For Baden-Wuerttemberg, an expansion of the Mafia in the area can also be determined. Several police operations have revealed mafia branches even in small, remote towns. The problem seems to be particularly big in the Stuttgart area, where the failure of the fight against the mafia can be impressively demonstrated: Far-reaching links can be observed there, also to personalities from politics and business, and suspected Mafiosi are active in several economic fields.

A look at history

How did it come about? A historical view is revealing here – so let’s go back to 1991, when a German Mafia crown witness had named a restaurateur as an important member of a ‘ndrangheta clan. In several interrogations in 1991, the insider also described the structure of the Farao clan, named several members and also explained the role of the innkeeper.

Later, wiretaps were conducted against this mafia-suspicious innkeeper. It turned out that his restaurant was also frequented by the then CDU parliamentary group leader Günther Oettinger. Oettinger, who later became Prime Minister and then EU Commissioner, was recorded on police wiretaps. The information about this did not remain within the police for long, but ended up in the Ministry of the Interior, which several police officers involved at the time unanimously described as not beneficial. The innkeeper also sponsored party events. At the end of the investigation, however, the innkeeper was only convicted of tax evasion. The innkeeper’s mafia background was not substantiated.

A committee of enquiry in the state parliament of Baden-Württemberg followed in 1994, but it was not at all about contacts between state politicians and Mafia suspects, but sent out a different signal. The committee of enquiry’s main task was to check whether the wiretapping was legal. The fact that the innkeeper in question was by no means only acquainted with Oettinger, but was also visited by other politicians, did not play a role. Nor did it matter that some entrepreneurs and politicians were on holiday at the innkeeper’s resort in Calabria and were picked up by him personally at the airport. It is to be feared that the police and the public prosecutor’s office might have taken notice of this clear hint.
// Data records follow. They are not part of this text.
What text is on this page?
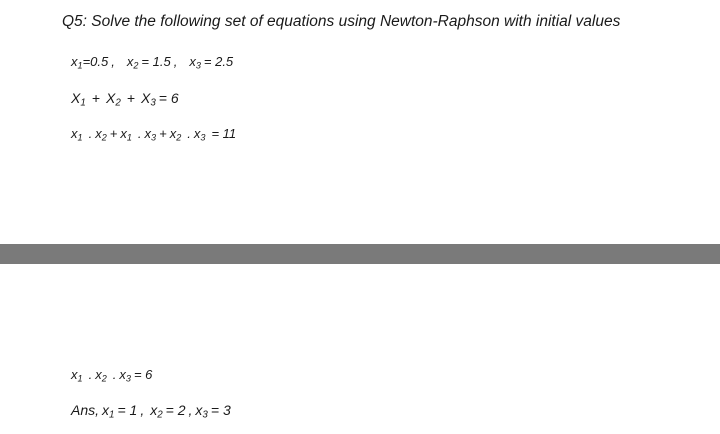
Q5: Solve the following set of equations using Newton-Raphson with initial values
$x_1=0.5$ , $x_2 = 1.5$ , $x_3 = 2.5$
$X_1 + X_2 + X_3 = 6$
$x_1$ . $x_2 + x_1$ . $x_3 + x_2$ . $x_3 = 11$
$x_1$ . $x_2$ . $x_3 = 6$
Ans, $x_1 = 1$ , $x_2 = 2$ , $x_3 = 3$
However, this basically old story will hardly suffice as the sole explanation for the inertia in the fight against the Mafia in Baden-Württemberg. There are various approaches and indications as to what could be the cause for the insufficient prosecution of mafia activities in Baden-Württemberg, but no evidence. Are public officials being blackmailed, for example for visiting brothels? Is corruption involved? It would fit in with this that even already retired public officials still allow themselves to be informed about investigations. Or are informers and whistleblowers from mafia circles left alone because of their activities, because some authorities are dependent on their information and do not want to lose the whistleblowers?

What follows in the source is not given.